La fotografía es mi medio de explorar el terreno del arte, al cual accedí desde diversos talleres y mayormente en forma autodidacta.
Desde el año 2011 vengo trabajando, siempre desde la fotografía, experimentando medios alternativos de impresiones y montajes.
Participé en varias muestras colectivas e individual y en mercados y ferias de arte.
Desarmando (en Primera Persona) El Yo fragmentado Por Natalia Mónaco
Javier Bellomo juega con él mismo, así aprieta el botón de su obturador y registra un instante de su propia existencia, un instante mirando al mundo, capturándose en él. Se busca, reflexiona en una situación intimista, se enfrenta a su propia mirada, la de la fotografía y otras más, se busca, se revela, trabaja la imagen , la rompe y se transfiere; en un Yo fragmentado. Desarmando (en Primera Persona) surge de un juego de hacer y deshacer la imagen fotográfica, algo que no le es ajeno, rompiendo la bidimensionalidad. Es un auto-retrato a gran escala. Auto retrato como punto de partida de una conversación directa Artista-Público, como reafirmación de una búsqueda fotográfica que durante años fue objeto de estudio por fotógrafos y que en los últimos años se ha visto masificada (selfies). Sin embargo un autorretrato es mucho más que una representación visual mimética del artista. Realmente es una narrativa abierta a la interpretación del observador donde Javier Bellomo propone su propia auto-revelación y auto-creación. Esta instalación específica para la lucera de Nodo 940, fue pensada en su totalidad de formas, ella puede ser mirada desde cualquier ángulo que une las tres plantas de este edificio del Nuevo Pasaje Muñoz.
Suspendida en el aire. La imagen completa se conforma de 252 piezas de 20cm x 20cm, una transferencia sobre mdf, generando un juego en el que ciertas partes están en primer plano, otras en el plano del medio y otras en el plano de atrás.
La imagen nunca estará del todo bien formada, dice Javier Bellomo “se plantea un juego: el ojo humano intenta rearmar aquello que está roto, la obra no lo deja, nos movemos en el espacio para, al menos, armar alguna de las partes que la constituyen. Intentamos armar un ojo, al lograrlo vamos al otro ojo, para lo cual debemos movernos, y al movernos se desarma el primero que estaba armado. Es un juego que no tiene fin y que obliga a movernos en el espacio para poder enfrentar la obra.”
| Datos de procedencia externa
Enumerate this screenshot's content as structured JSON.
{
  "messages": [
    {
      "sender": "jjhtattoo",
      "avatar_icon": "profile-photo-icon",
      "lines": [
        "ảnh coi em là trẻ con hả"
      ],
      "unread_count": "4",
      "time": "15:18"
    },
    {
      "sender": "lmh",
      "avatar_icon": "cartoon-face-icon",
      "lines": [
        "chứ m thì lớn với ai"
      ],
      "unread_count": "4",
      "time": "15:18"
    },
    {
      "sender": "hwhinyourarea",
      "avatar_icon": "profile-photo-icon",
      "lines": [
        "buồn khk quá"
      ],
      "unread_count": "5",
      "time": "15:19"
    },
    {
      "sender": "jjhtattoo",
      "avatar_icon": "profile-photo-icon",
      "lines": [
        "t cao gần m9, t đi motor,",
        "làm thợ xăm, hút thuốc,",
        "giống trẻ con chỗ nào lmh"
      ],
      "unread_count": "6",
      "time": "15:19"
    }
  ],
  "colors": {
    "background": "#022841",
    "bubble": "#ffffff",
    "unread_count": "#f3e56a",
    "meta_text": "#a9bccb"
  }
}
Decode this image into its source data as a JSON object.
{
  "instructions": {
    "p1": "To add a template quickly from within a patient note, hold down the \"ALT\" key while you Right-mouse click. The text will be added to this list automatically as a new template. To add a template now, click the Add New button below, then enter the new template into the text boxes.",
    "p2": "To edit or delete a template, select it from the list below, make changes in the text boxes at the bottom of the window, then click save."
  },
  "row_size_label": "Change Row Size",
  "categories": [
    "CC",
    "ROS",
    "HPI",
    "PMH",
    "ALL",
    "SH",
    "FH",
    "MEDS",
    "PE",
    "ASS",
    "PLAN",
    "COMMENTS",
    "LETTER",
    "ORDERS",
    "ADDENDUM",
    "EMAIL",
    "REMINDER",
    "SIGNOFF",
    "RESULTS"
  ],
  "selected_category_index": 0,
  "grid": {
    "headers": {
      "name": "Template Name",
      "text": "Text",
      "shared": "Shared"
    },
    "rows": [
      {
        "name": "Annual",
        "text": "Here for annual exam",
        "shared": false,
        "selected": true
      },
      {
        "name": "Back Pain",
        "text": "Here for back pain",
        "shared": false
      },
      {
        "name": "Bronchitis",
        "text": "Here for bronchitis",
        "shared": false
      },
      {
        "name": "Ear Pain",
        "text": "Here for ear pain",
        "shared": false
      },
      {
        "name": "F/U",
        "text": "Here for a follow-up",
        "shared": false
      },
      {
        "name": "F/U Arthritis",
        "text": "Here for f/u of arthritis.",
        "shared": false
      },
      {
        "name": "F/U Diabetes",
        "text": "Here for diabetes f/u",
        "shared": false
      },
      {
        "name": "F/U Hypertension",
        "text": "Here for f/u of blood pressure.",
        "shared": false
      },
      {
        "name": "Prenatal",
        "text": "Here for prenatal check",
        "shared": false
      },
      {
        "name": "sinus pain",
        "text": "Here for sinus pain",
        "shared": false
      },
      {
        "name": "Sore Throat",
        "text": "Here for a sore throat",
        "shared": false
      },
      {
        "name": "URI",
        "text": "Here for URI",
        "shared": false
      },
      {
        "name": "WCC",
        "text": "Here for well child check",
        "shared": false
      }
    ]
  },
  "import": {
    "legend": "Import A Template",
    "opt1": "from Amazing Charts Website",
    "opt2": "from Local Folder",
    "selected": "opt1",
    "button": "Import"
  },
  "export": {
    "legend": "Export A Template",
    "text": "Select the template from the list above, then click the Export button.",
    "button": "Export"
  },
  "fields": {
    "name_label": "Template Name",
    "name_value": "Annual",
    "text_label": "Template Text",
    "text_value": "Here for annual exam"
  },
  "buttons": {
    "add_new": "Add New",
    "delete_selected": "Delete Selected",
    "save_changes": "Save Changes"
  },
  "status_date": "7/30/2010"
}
Él nos invita de alguna manera a apropiarnos de esta imagen, de esa realidad y transformarla a nuestra propia mirada. Esta prueba visual busca disolver, separar las diversas partes que forman un todo, generar desorden en el encuadre.
Es la desaparición de la evidencia, es el perfeccionamiento ante cualquier intento de querer diluir la memoria, de quebrar la imagen sobre el lugar físico en el que se exhibe hoy esta instalación.
El gran protagonista es el hombre. Imaginemoslé, nos y se observa, se atrapa él mismo en su retina fotográfica y desde ahí nos vé.